Когда он ушёл, Тереза не сдвинулась с места. Осталась сидеть на кушетке, ощущая в животе тяжесть. Она уже несколько недель не ела так много и сейчас паршиво себя чувствовала. Ондатра, понимая, что что-то не так, смотрела на неё умными карими глазами, положив большую косматую голову на колени хозяйке.

Тереза включила программу. Ту, которую смотрела в детстве. Безымянная марсианская девочка и злая колдунья по имени Пиявка. Мелькание знакомых картинок давало хоть чуточку утешения. Хотя бы ощущение предсказуемости. Тереза знала, что в конце сказки безымянная девочка сбежит из страны фей. Вернётся домой, к семье, в Иннис-Дип. Что в самой последней сцене она соберёт детские игрушки и поедет в университет, во взрослую жизнь. Это символ того, что девочка победила. Она свободна жить, как хочет, не пленницей эльфов.

Тереза улеглась на кушетку, положив голову на подушку.

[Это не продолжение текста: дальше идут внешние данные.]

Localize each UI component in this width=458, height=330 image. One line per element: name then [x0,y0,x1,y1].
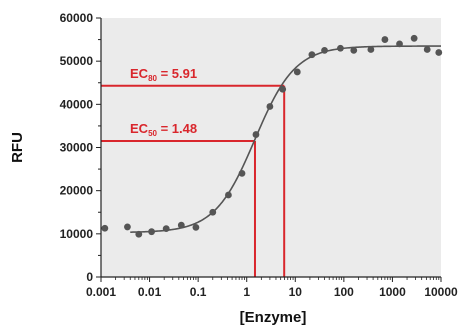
data-point [321,46,328,54]
x-tick-label: 0.1 [190,285,207,299]
data-point [148,228,155,236]
data-points [101,34,443,238]
ec-marker-lines [101,84,286,277]
x-axis-title: [Enzyme] [240,309,307,326]
x-tick-label: 10 [289,285,303,299]
data-point [225,191,232,199]
data-point [177,221,185,229]
y-axis-title: RFU [9,132,26,163]
data-point [308,51,316,59]
data-point [423,46,431,53]
data-point [279,85,287,93]
y-tick-label: 20000 [60,184,94,198]
x-tick-label: 1 [243,285,250,299]
x-tick-label: 0.001 [86,285,116,299]
x-tick-label: 100 [334,285,354,299]
data-point [266,103,274,110]
data-point [238,170,246,177]
data-point [209,208,217,216]
ec-labels: EC80 = 5.91 EC50 = 1.48 [130,66,197,138]
data-point [435,49,443,56]
data-point [192,223,200,231]
data-point [410,34,418,42]
y-tick-label: 60000 [60,11,94,25]
x-tick-label: 1000 [379,285,406,299]
data-point [381,36,389,43]
data-point [135,230,143,238]
data-point [367,46,375,53]
data-point [124,223,131,231]
y-tick-label: 0 [86,270,93,284]
ec-label: EC50 = 1.48 [130,121,197,138]
y-tick-label: 30000 [60,141,94,155]
data-point [252,131,260,138]
y-tick-label: 40000 [60,97,94,111]
data-point [101,224,109,232]
x-tick-label: 10000 [424,285,458,299]
axes: 0 10000 20000 30000 40000 50000 60000 0.001 0.01… [60,11,458,299]
data-point [337,44,344,52]
y-tick-label: 50000 [60,54,94,68]
x-tick-label: 0.01 [138,285,162,299]
data-point [350,46,358,54]
ec-label: EC80 = 5.91 [130,66,197,83]
y-tick-label: 10000 [60,227,94,241]
plot-area [101,18,441,277]
data-point [293,68,301,76]
data-point [396,40,403,48]
data-point [162,225,170,233]
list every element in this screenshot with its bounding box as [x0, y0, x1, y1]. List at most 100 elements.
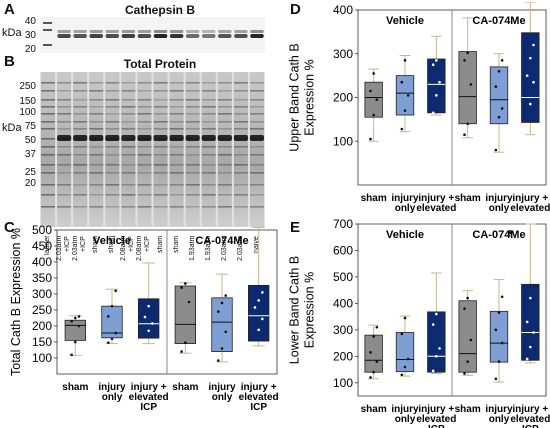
data-point	[494, 377, 498, 381]
blot-b-band	[153, 106, 168, 108]
y-axis-label-line: Upper Band Cath B	[288, 43, 302, 151]
blot-b-band	[73, 90, 88, 92]
category-label-line: only	[395, 203, 416, 214]
blot-b-band	[185, 194, 200, 196]
blot-b-band	[153, 113, 168, 115]
blot-b-band	[217, 154, 232, 156]
blot-a-band	[218, 34, 232, 38]
y-axis-label-line: Expression %	[303, 272, 317, 348]
data-point	[143, 315, 147, 319]
blot-b-band	[137, 164, 152, 166]
data-point	[525, 74, 529, 77]
blot-b-band	[41, 121, 56, 123]
blot-b-band	[57, 206, 72, 208]
blot-b-tick: 37	[24, 149, 36, 160]
blot-b-band	[153, 194, 168, 196]
blot-b-band	[201, 194, 216, 196]
blot-b-band	[105, 146, 120, 148]
blot-b-band	[217, 172, 232, 174]
y-tick-label: 300	[32, 287, 52, 301]
blot-b-band	[217, 146, 232, 148]
category-label: injury only	[391, 404, 419, 425]
data-point	[497, 115, 501, 119]
blot-b-band	[201, 184, 216, 186]
blot-a-upper-band	[57, 30, 71, 33]
category-label-line: sham	[361, 404, 387, 415]
blot-b-band	[121, 146, 136, 148]
blot-b-band	[41, 99, 56, 101]
blot-b-band	[217, 82, 232, 84]
panel-letter-d: D	[290, 1, 301, 18]
blot-b-band	[121, 206, 136, 208]
blot-b-band	[249, 90, 264, 92]
blot-b-band	[41, 82, 56, 84]
category-label: injury only	[485, 193, 513, 214]
data-point	[220, 301, 224, 305]
blot-a-ladder-band	[43, 44, 52, 46]
blot-b-tick: 50	[24, 135, 36, 146]
group-label: Vehicle	[386, 15, 424, 27]
blot-b-band	[57, 172, 72, 174]
blot-b-band	[153, 206, 168, 208]
blot-b-band	[169, 154, 184, 156]
blot-b-strong-band	[185, 135, 200, 141]
panel-letter-a: A	[4, 1, 15, 18]
group-label: Vehicle	[93, 235, 131, 247]
category-label-line: injury +	[512, 193, 548, 204]
data-point	[147, 329, 150, 333]
data-point	[403, 316, 407, 320]
blot-b-band	[153, 146, 168, 148]
blot-b-band	[233, 128, 248, 130]
y-axis-label-line: Lower Band Cath B	[288, 256, 302, 364]
blot-b-band	[169, 128, 184, 130]
blot-b-band	[137, 128, 152, 130]
blot-b-band	[41, 154, 56, 156]
blot-b-title: Total Protein	[123, 57, 197, 71]
blot-b-band	[57, 164, 72, 166]
box	[364, 81, 383, 118]
blot-b-strong-band	[89, 135, 104, 141]
chart-total-cath-b: 100 150 200 250 300 350 400 450 500 Total Cath B …	[9, 223, 279, 413]
data-point	[466, 360, 469, 363]
data-point	[529, 56, 532, 60]
blot-b-band	[121, 172, 136, 174]
blot-b-band	[105, 164, 120, 166]
category-label-line: only	[212, 392, 233, 403]
category-label-line: injury	[485, 404, 513, 415]
data-point	[372, 72, 375, 75]
category-label-line: ICP	[140, 402, 157, 413]
blot-b-band	[169, 121, 184, 123]
y-tick-label: 400	[32, 255, 52, 269]
blot-b-band	[89, 164, 104, 166]
data-point	[369, 351, 372, 354]
category-label-line: only	[102, 392, 123, 403]
data-point	[431, 369, 435, 373]
data-point	[375, 360, 379, 363]
blot-b-band	[249, 99, 264, 101]
blot-b-band	[89, 113, 104, 115]
category-label-line: elevated	[416, 414, 456, 425]
data-point	[435, 59, 438, 62]
data-point	[400, 80, 404, 84]
blot-b-band	[249, 106, 264, 108]
blot-b-band	[89, 82, 104, 84]
blot-a-band	[185, 34, 200, 38]
blot-b-lane	[121, 72, 136, 227]
blot-b-band	[153, 121, 168, 123]
blot-b-band	[57, 106, 72, 108]
blot-b-band	[105, 184, 120, 186]
blot-b-band	[89, 99, 104, 101]
box	[395, 75, 415, 116]
data-point	[261, 291, 264, 294]
data-point	[180, 286, 183, 289]
blot-b-strong-band	[57, 135, 72, 141]
blot-b-band	[137, 99, 152, 101]
data-point	[187, 300, 191, 304]
category-label: injury only	[391, 193, 419, 214]
blot-b-band	[57, 90, 72, 92]
blot-b-band	[57, 99, 72, 101]
data-point	[184, 341, 187, 344]
data-point	[494, 85, 498, 88]
blot-b-band	[249, 146, 264, 148]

Девочку опять похищала Пиявка, но она снова старалась вырваться. Бежать. Тереза включила серию с начала.

Заключенные и их дилемма. Она оставила сказку включённой, взяла ручной терминал. В заметках нашла старую диаграмму, составленную Ильичом.

Тереза

Сотрудничество

Джейсон

Сотрудничество

Джейсон

Отказ

Т3, Д3

Т4, Д0

Тереза

Отказ

Т0, Д4

Т2, Д2

Тереза пробежалась по диаграмме. Она забыла, что Ильича зовут Джейсон. Она много всего забыла.

Загадка, ее неразрешимая часть, была в том, что какой бы выбор она ни делала, для остальных выгоднее отказаться от сотрудничества. Если она ведет себя хорошо — у них преимущество. Если плохо — оно всё равно у них. Та же логика применима и к ней, но она ей не следовала. Все остальные уходили в отказ, а когда она не хотела сотрудничать, они её заставляли. Значит, отказ — единственное, что имеет смысл.

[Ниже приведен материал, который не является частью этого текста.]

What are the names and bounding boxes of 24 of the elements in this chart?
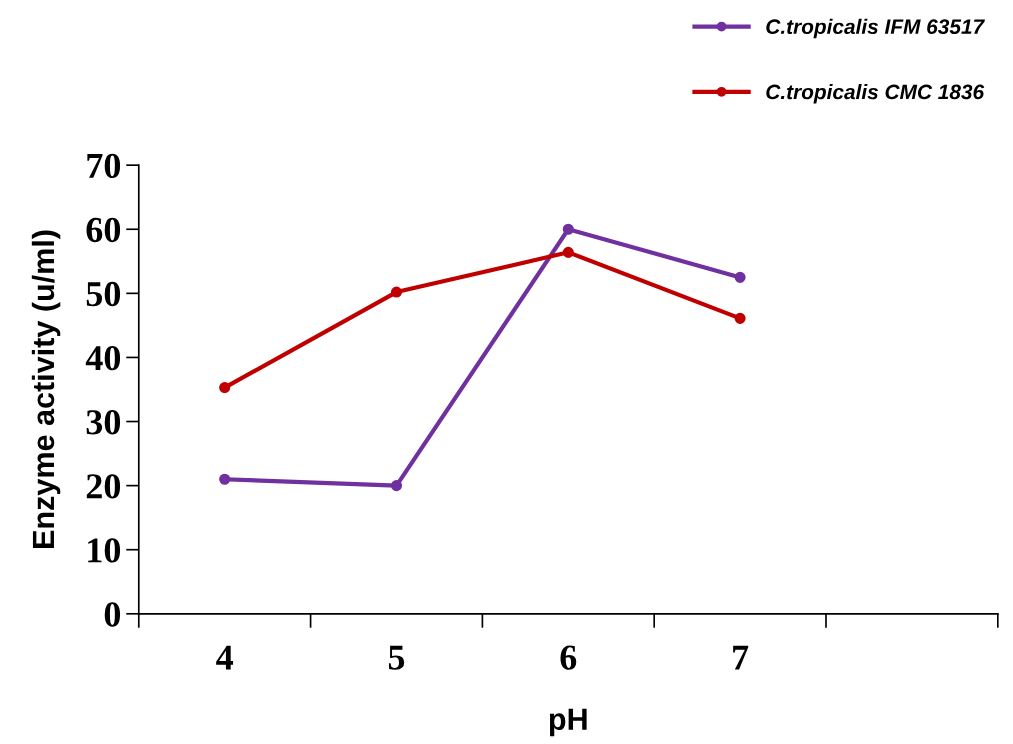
point bbox=[562, 223, 574, 235]
point bbox=[219, 473, 231, 485]
y-tick-label: 20 bbox=[86, 474, 121, 499]
y-tick-label: 10 bbox=[88, 538, 121, 563]
y-tick-label: 0 bbox=[104, 602, 121, 627]
x-tick-label: 6 bbox=[560, 645, 577, 670]
point bbox=[562, 246, 574, 258]
x-tick-label: 7 bbox=[733, 645, 749, 670]
point bbox=[219, 382, 231, 394]
point bbox=[734, 271, 746, 283]
point bbox=[390, 480, 403, 492]
legend-label: C.tropicalis IFM 63517 bbox=[766, 18, 985, 39]
y-tick-label: 40 bbox=[85, 345, 121, 371]
x-tick-label: 5 bbox=[388, 645, 405, 670]
y-tick-label: 70 bbox=[87, 153, 121, 179]
y-axis-title: Enzyme activity (u/ml) bbox=[31, 230, 61, 548]
x-tick-label: 4 bbox=[216, 645, 234, 670]
point bbox=[390, 286, 403, 298]
y-tick-label: 30 bbox=[86, 410, 121, 435]
y-tick-label: 50 bbox=[86, 281, 121, 307]
legend-label: C.tropicalis CMC 1836 bbox=[766, 84, 985, 104]
y-tick-label: 60 bbox=[86, 217, 121, 243]
point bbox=[734, 312, 746, 324]
x-axis-title: pH bbox=[549, 708, 587, 737]
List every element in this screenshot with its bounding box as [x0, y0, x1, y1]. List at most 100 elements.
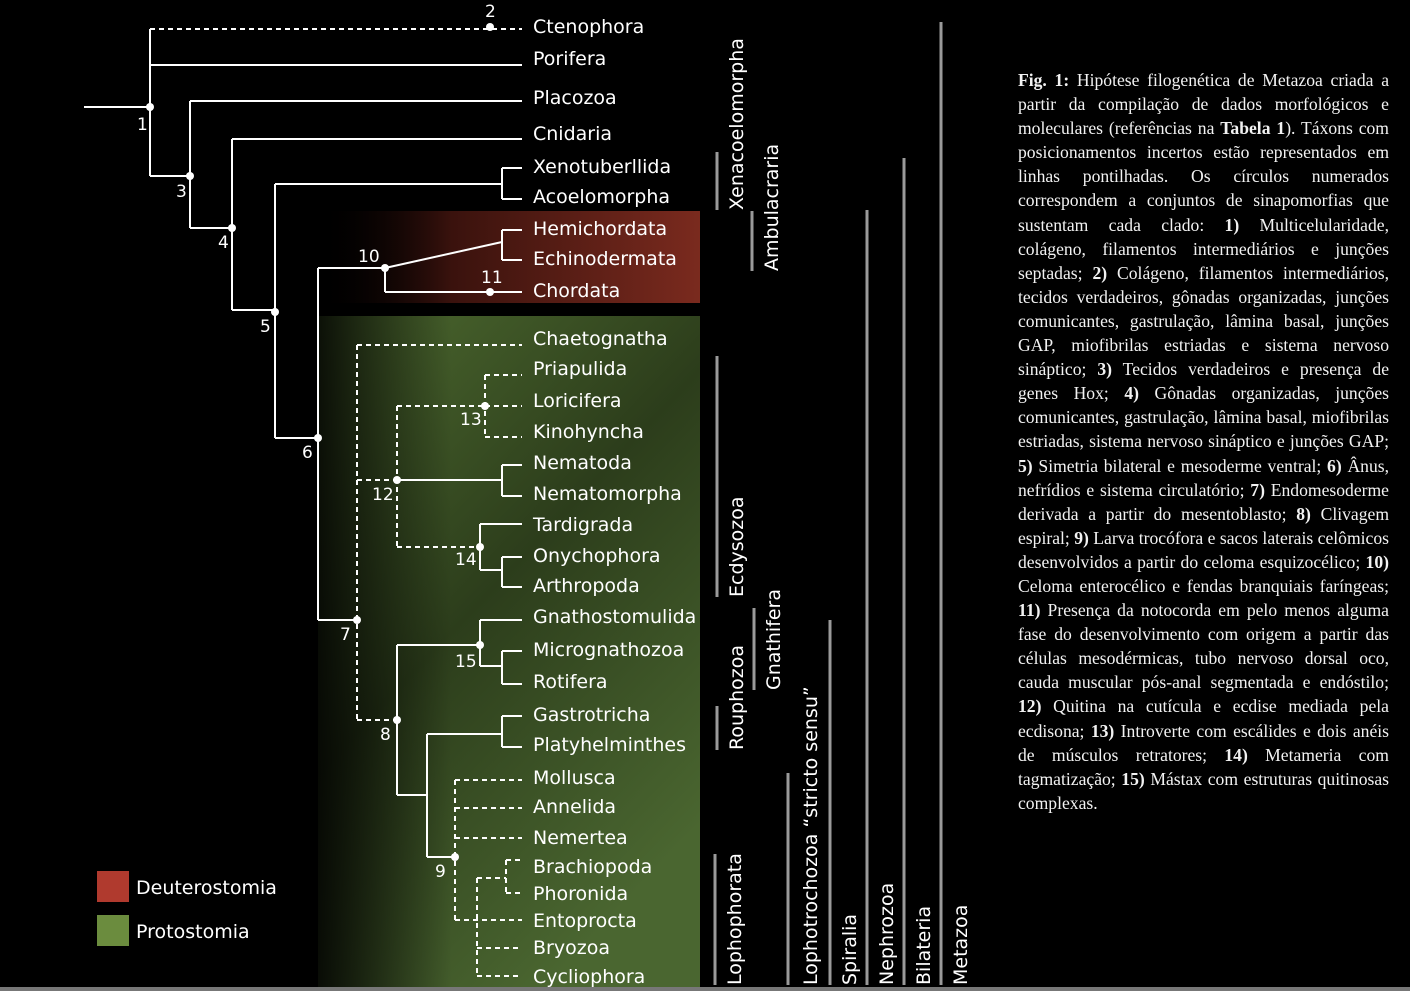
node-number: 9: [435, 862, 446, 882]
node-marker: [353, 616, 361, 624]
node-marker: [271, 308, 279, 316]
clade-label: Rouphozoa: [726, 645, 748, 750]
clade-label: Lophophorata: [724, 853, 746, 985]
clade-label: Lophotrochozoa “stricto sensu”: [800, 686, 822, 985]
taxon-label: Acoelomorpha: [533, 186, 670, 208]
node-number: 8: [380, 725, 391, 745]
taxon-label: Onychophora: [533, 545, 661, 567]
caption-item-text: Ânus, nefrídios e sistema circulatório;: [1018, 455, 1389, 500]
taxon-label: Loricifera: [533, 390, 622, 412]
figure-caption: Fig. 1: Hipótese filogenética de Metazoa…: [1018, 68, 1389, 976]
caption-item-number: 13): [1090, 720, 1115, 741]
taxon-label: Hemichordata: [533, 218, 667, 240]
caption-intro-2: ). Táxons com posicionamentos incertos e…: [1018, 118, 1389, 235]
node-number: 1: [137, 115, 148, 135]
taxon-label: Placozoa: [533, 87, 617, 109]
caption-item-number: 1): [1224, 214, 1240, 235]
caption-item-number: 7): [1250, 479, 1265, 500]
caption-item-number: 6): [1327, 455, 1342, 476]
caption-item-number: 12): [1018, 696, 1042, 717]
clade-label: Spiralia: [839, 914, 861, 985]
caption-item-number: 15): [1121, 768, 1145, 789]
clade-label: Metazoa: [950, 905, 972, 985]
node-marker: [451, 853, 459, 861]
node-number: 3: [176, 182, 187, 202]
caption-item-text: Mástax com estruturas quitinosas complex…: [1018, 768, 1389, 813]
taxon-label: Gnathostomulida: [533, 606, 696, 628]
caption-item-text: Larva trocófora e sacos laterais celômic…: [1018, 527, 1389, 572]
taxon-label: Gastrotricha: [533, 704, 650, 726]
legend-swatch: [97, 915, 129, 946]
legend-label: Deuterostomia: [136, 877, 277, 899]
caption-synapomorphy-list: 1) Multicelularidade, colágeno, filament…: [1018, 215, 1389, 813]
node-number: 6: [302, 443, 313, 463]
legend-label: Protostomia: [136, 921, 250, 943]
node-number: 14: [455, 550, 477, 570]
caption-intro: Hipótese filogenética de Metazoa criada …: [1018, 70, 1389, 139]
caption-item-text: Clivagem espiral;: [1018, 503, 1389, 548]
node-number: 7: [340, 625, 351, 645]
taxon-label: Nemertea: [533, 827, 628, 849]
node-marker: [186, 172, 194, 180]
taxon-label: Brachiopoda: [533, 856, 652, 878]
taxon-label: Nematoda: [533, 452, 632, 474]
caption-item-text: Multicelularidade, colágeno, filamentos …: [1018, 214, 1389, 283]
caption-item-number: 4): [1124, 383, 1139, 404]
caption-item-number: 8): [1296, 503, 1311, 524]
caption-item-text: Colágeno, filamentos intermediários, tec…: [1018, 262, 1389, 380]
caption-item-text: Quitina na cutícula e ecdise mediada pel…: [1018, 696, 1389, 741]
node-marker: [476, 543, 484, 551]
caption-item-text: Introverte com escálides e dois anéis de…: [1018, 720, 1389, 765]
node-marker: [314, 434, 322, 442]
taxon-label: Cnidaria: [533, 123, 612, 145]
taxon-label: Kinohyncha: [533, 421, 644, 443]
taxon-label: Chordata: [533, 280, 620, 302]
node-marker: [228, 224, 236, 232]
taxon-label: Rotifera: [533, 671, 608, 693]
caption-item-number: 14): [1224, 744, 1248, 765]
node-number: 2: [485, 2, 496, 22]
legend-swatch: [97, 871, 129, 902]
taxon-label: Phoronida: [533, 883, 628, 905]
caption-item-number: 2): [1092, 262, 1108, 283]
caption-item-text: Tecidos verdadeiros e presença de genes …: [1018, 359, 1389, 404]
taxon-label: Annelida: [533, 796, 616, 818]
caption-lead: Fig. 1:: [1018, 70, 1070, 90]
caption-item-text: Simetria bilateral e mesoderme ventral;: [1032, 455, 1328, 476]
taxon-label: Porifera: [533, 48, 606, 70]
taxon-label: Ctenophora: [533, 16, 644, 38]
node-marker: [476, 641, 484, 649]
caption-item-number: 9): [1074, 527, 1089, 548]
node-number: 10: [358, 247, 380, 267]
bottom-border: [0, 987, 1410, 991]
clade-label: Nephrozoa: [876, 883, 898, 985]
caption-item-text: Gônadas organizadas, junções comunicante…: [1018, 383, 1389, 452]
taxon-label: Tardigrada: [532, 514, 633, 536]
clade-label: Xenacoelomorpha: [726, 38, 748, 210]
node-marker: [486, 23, 494, 31]
caption-table-ref: Tabela 1: [1220, 118, 1286, 139]
caption-item-number: 10): [1365, 551, 1389, 572]
taxon-label: Nematomorpha: [533, 483, 682, 505]
caption-item-text: Metameria com tagmatização;: [1018, 744, 1389, 789]
node-number: 15: [455, 652, 477, 672]
node-number: 4: [218, 233, 229, 253]
clade-label: Bilateria: [913, 906, 935, 985]
taxon-label: Priapulida: [533, 358, 627, 380]
node-number: 13: [460, 410, 482, 430]
caption-item-number: 5): [1018, 455, 1033, 476]
taxon-label: Platyhelminthes: [533, 734, 686, 756]
clade-label: Ambulacraria: [761, 144, 783, 271]
branch: [384, 241, 503, 269]
caption-item-text: Endomesoderme derivada a partir do mesen…: [1018, 479, 1389, 524]
taxon-label: Echinodermata: [533, 248, 677, 270]
taxon-label: Mollusca: [533, 767, 616, 789]
taxon-label: Bryozoa: [533, 937, 610, 959]
taxon-label: Cycliophora: [533, 966, 645, 988]
taxon-label: Xenotuberllida: [533, 156, 671, 178]
node-marker: [486, 288, 494, 296]
node-marker: [393, 476, 401, 484]
caption-item-text: Celoma enterocélico e fendas branquiais …: [1018, 575, 1389, 596]
taxon-label: Arthropoda: [533, 575, 640, 597]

Пиявка обнаружила, что девочки в камере нет, и раскричалась. Тонкие пальчики сжались в стилизованные кулачки. Ондатра тяжело вздохнула, мохнатая тушка теснее прижалась к Терезе. Она опустила руку, почесала старую псину. Черную с серым шерстистую морду, такие же уши. Всё, что ей до сих пор хотелось не знать, вдруг подступило к горлу, поднялось вверх, как воздушный пузырь из глубин океана. Тереза словно смотрела, как он всплывает, и знала, что, когда он достигнет поверхности, ничто в её жизни не останется прежним. Всё изменится, потому что изменится она сама.

И это случилось, без крика, одним только выдохом. Она наклонилась к Ондатре, едва не касаясь губами висящего уха. Когда она заговорила, голос звучал как шёпот.

— Это больше не мой дом, Ондатра. Я не могу здесь остаться. Мне нужно уйти.

Собака посмотрела на неё и, соглашаясь, лизнула в щёку.